Cette page a été validée par deux contributeurs.

— Maintenant vous me comprenez ! Vous êtes au courant de tout ce que je savais, de tout ce que j’avais dans l’esprit, un an après avoir quitté Londres — il y a six ans. Mais je gardais tout pour moi. Il me fallait poursuivre mon travail dans des conditions désavantageuses et effrayantes. Hobbema, mon maître, était de ces savants qui vous fixent une limite dans la science ; et, de plus, un voleur d’idées, sans cesse à fouiller la pensée des autres… Vous connaissez la fourberie ordinaire du monde scientifique ! Moi, je ne voulais rien publier ; je ne voulais pas que cet homme vînt partager ma gloire… Je continuai à travailler. Parti de ma formule, j’approchai peu à peu de l’expérience, de la réalité. Je n’en parlais à âme qui vive, parce que je voulais lancer ma découverte sur le monde avec une force écrasante et devenir célèbre d’un seul coup. Je repris la théorie des pigments pour combler certaines lacunes, et soudain — sans dessein arrêté, par accident, — je fis une découverte en physiologie.

— Vraiment ?

— Vous connaissez la matière colorante du sang : elle est rouge. Eh bien, on peut la rendre blanche, incolore, sans troubler ses fonctions normales.

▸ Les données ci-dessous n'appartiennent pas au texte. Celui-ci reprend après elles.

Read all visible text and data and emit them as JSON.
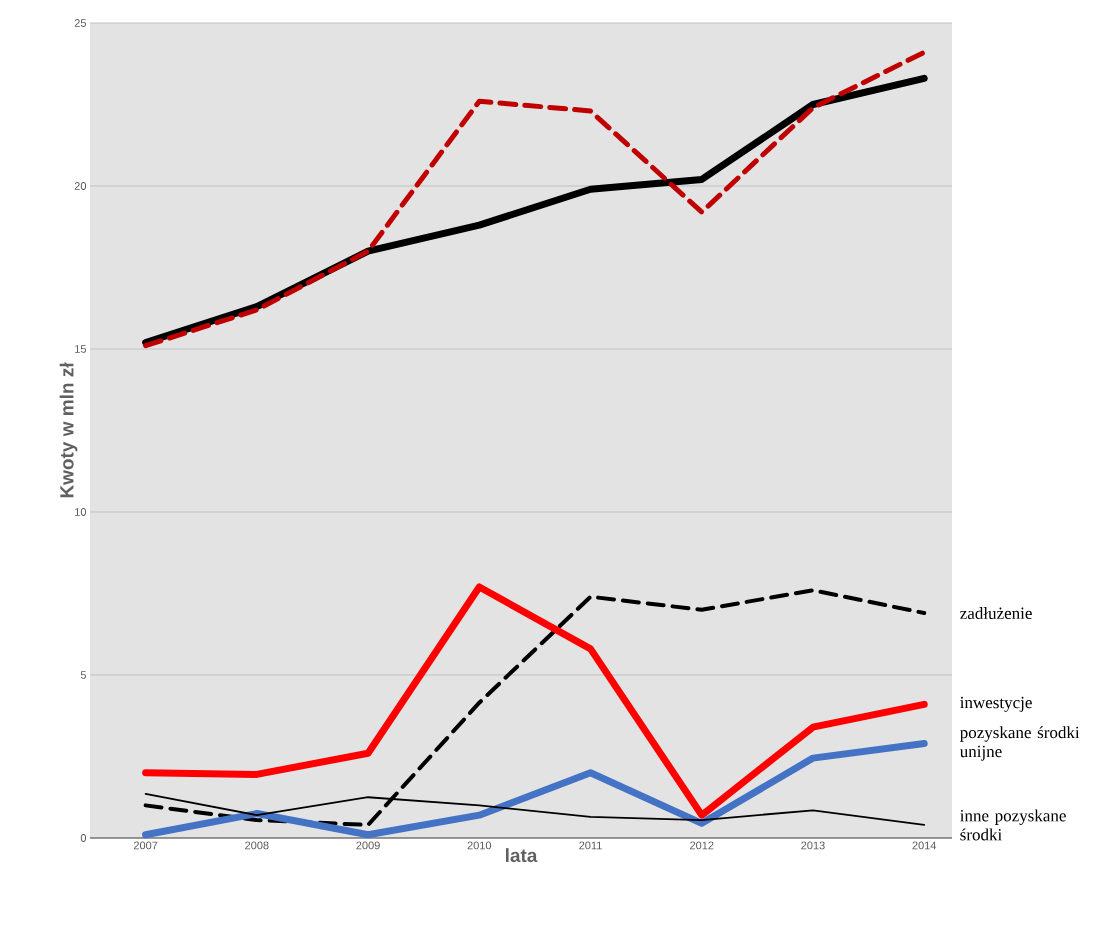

Kemp poussa un cri de surprise et d’incrédulité. L’homme invisible se leva et se mit à arpenter le cabinet.

— Oh ! vous pouvez vous récrier ! Je me rappelle ce jour-là. Il était tard, le soir (dans la journée, on était assommé par des élèves sots et paresseux) ; je travaillais là quelquefois jusqu’à l’aurore. La lumière se fit tout à coup dans mon esprit, complète et splendide. J’étais seul. Le laboratoire était tranquille, éclairé en silence par ses hautes lampes éclatantes… On pouvait rendre transparent un tissu, un animal ! Exception faite des pigments, on pouvait le rendre invisible ! « Je pourrais devenir invisible ! » me dis-je à moi-même. Et soudain je me rendis compte de ce que peut un albinos possédant un secret semblable. C’était renversant ! Je laissai le liquide que j’étais en train de filtrer et j’allai contempler le ciel et les étoiles par la grande fenêtre. « Je pourrais être invisible ! » me répétais-je.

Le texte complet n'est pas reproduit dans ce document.